Trudno uwierzyć w sukces reformy oświaty szykowanej przez Ministerstwo Edukacji Narodowej. Choćby dlatego, że sama minister Barbara Nowacka błyskawicznie odcina pod presją krytyki, od propozycji ekspertów, by zmienić listę książek, które dzieci miałyby czytać w szkole podstawowej.

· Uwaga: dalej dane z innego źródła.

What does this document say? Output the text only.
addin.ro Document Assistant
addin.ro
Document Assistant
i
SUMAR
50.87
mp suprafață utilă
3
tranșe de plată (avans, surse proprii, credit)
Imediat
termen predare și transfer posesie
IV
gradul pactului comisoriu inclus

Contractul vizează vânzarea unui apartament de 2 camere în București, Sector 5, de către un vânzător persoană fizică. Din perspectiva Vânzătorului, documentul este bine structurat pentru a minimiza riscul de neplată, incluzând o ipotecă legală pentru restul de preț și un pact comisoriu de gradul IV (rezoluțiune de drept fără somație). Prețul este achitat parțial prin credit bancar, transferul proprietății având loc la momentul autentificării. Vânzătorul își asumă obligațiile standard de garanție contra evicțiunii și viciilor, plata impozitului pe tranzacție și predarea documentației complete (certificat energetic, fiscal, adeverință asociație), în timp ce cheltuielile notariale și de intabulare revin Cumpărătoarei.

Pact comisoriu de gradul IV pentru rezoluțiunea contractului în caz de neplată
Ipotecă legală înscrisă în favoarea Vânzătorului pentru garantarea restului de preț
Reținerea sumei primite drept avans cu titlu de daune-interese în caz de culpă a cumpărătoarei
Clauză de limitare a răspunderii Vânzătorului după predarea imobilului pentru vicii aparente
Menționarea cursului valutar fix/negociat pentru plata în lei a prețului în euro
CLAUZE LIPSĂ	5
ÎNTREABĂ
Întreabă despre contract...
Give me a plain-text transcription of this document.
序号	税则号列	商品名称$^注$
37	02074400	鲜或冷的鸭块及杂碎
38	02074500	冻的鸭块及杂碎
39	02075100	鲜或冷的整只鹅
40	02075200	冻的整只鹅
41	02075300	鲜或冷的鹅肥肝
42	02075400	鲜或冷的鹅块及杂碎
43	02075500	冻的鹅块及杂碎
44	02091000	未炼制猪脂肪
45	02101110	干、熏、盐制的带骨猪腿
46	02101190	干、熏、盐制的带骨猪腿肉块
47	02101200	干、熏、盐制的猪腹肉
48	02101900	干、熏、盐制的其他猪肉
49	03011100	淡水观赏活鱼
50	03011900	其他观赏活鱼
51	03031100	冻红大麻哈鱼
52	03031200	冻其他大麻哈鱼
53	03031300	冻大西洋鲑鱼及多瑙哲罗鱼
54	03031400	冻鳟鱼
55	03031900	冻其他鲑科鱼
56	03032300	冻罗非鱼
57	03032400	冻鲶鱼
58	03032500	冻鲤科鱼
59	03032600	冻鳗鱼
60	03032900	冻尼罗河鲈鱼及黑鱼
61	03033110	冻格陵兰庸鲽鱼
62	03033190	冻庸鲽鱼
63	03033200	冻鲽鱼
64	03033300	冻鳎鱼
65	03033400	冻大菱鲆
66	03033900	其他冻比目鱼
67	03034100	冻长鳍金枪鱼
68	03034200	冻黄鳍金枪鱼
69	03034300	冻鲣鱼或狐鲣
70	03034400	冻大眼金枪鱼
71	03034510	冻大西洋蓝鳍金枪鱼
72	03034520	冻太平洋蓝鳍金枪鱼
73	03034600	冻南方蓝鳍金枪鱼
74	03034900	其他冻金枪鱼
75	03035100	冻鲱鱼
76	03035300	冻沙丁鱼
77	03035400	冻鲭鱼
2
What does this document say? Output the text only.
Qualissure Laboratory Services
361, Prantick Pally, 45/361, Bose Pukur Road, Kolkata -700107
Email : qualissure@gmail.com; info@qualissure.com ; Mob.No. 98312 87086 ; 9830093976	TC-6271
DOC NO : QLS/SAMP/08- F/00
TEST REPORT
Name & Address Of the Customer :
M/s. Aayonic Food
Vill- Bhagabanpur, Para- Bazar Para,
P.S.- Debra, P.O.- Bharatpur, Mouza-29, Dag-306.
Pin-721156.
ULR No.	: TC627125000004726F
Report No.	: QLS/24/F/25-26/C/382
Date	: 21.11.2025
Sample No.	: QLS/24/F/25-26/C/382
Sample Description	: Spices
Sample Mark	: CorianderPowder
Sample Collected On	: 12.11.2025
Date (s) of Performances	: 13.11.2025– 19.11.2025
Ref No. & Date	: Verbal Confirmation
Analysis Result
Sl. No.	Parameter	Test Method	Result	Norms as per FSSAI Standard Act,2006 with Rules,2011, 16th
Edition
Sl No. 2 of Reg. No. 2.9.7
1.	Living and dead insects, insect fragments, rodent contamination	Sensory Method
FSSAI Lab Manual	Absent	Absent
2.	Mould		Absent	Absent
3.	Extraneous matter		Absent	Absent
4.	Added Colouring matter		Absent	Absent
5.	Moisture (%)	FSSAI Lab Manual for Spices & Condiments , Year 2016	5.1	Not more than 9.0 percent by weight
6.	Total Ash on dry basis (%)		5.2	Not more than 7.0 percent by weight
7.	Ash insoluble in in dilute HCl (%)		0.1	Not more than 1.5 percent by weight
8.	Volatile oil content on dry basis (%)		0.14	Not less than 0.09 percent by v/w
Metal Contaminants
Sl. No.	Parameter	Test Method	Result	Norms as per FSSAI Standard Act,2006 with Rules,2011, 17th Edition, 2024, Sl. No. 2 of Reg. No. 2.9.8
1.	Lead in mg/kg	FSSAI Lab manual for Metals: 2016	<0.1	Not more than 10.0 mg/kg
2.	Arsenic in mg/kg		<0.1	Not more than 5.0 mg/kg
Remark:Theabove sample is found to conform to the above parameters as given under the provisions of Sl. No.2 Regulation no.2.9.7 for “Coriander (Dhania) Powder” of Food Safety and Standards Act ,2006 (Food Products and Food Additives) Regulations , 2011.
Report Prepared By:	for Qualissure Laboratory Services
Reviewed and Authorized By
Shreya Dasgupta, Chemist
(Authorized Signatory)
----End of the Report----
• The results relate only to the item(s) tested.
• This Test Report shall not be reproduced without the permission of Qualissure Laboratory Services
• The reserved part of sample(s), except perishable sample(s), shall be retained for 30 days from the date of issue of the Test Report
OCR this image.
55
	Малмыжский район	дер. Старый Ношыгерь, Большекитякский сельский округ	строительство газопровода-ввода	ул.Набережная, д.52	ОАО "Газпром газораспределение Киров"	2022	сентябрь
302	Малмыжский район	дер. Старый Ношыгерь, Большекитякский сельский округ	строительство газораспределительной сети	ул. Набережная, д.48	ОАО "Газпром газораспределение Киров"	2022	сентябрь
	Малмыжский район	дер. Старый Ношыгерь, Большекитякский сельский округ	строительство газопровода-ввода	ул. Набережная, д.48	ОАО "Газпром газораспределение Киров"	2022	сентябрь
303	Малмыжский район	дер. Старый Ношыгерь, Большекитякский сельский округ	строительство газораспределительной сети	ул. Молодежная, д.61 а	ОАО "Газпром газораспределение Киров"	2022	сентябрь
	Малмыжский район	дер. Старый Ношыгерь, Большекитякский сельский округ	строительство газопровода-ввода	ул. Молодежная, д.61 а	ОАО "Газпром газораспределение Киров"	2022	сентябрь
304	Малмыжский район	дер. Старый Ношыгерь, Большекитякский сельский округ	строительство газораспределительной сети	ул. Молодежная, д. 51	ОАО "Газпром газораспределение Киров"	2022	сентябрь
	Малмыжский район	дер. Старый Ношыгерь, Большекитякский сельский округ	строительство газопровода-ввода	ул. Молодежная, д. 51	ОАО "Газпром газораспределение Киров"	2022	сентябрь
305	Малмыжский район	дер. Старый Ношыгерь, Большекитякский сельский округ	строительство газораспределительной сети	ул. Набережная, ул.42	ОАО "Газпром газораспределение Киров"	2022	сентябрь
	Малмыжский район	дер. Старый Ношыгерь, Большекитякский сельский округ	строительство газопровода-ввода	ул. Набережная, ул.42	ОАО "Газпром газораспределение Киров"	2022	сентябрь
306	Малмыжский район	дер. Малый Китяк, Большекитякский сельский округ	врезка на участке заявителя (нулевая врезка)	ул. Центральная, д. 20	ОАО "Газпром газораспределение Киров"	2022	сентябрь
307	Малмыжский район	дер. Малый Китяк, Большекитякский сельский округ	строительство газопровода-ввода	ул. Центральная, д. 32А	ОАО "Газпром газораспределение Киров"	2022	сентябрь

„To nie są lekcje języka polskiego, tylko historia literatury, jak na polonistyce”. „Podstawa programowa jest przeładowana”. „Egzaminy lepiej piszą ci, którzy nie czytają lektur, tylko opracowania”. „Wiele lektur szkolnych jest zbyt archaicznych”. „Dzieci nie chcą czytać” – to wszystko są zdania, które w ciągu ostatnich lat usłyszałam od nauczycieli języka polskiego. Jak kraj długi i szeroki utyskiwano, że od lat wśród lektur obowiązkowych nie ma żadnych książek współczesnych. A te, które są, często nie trafiają do młodych ludzi, są dla nich niezrozumiałe i nieciekawe.
Poloniści apelowali: ograniczmy liczbę lektur obowiązkowych i pozwólmy młodym ludziom współdecydować o tym, co będą czytać i omawiać w szkole. Prosili też, by im zaufać – bo oni wiedzą, co warto wybrać do czytania. [...]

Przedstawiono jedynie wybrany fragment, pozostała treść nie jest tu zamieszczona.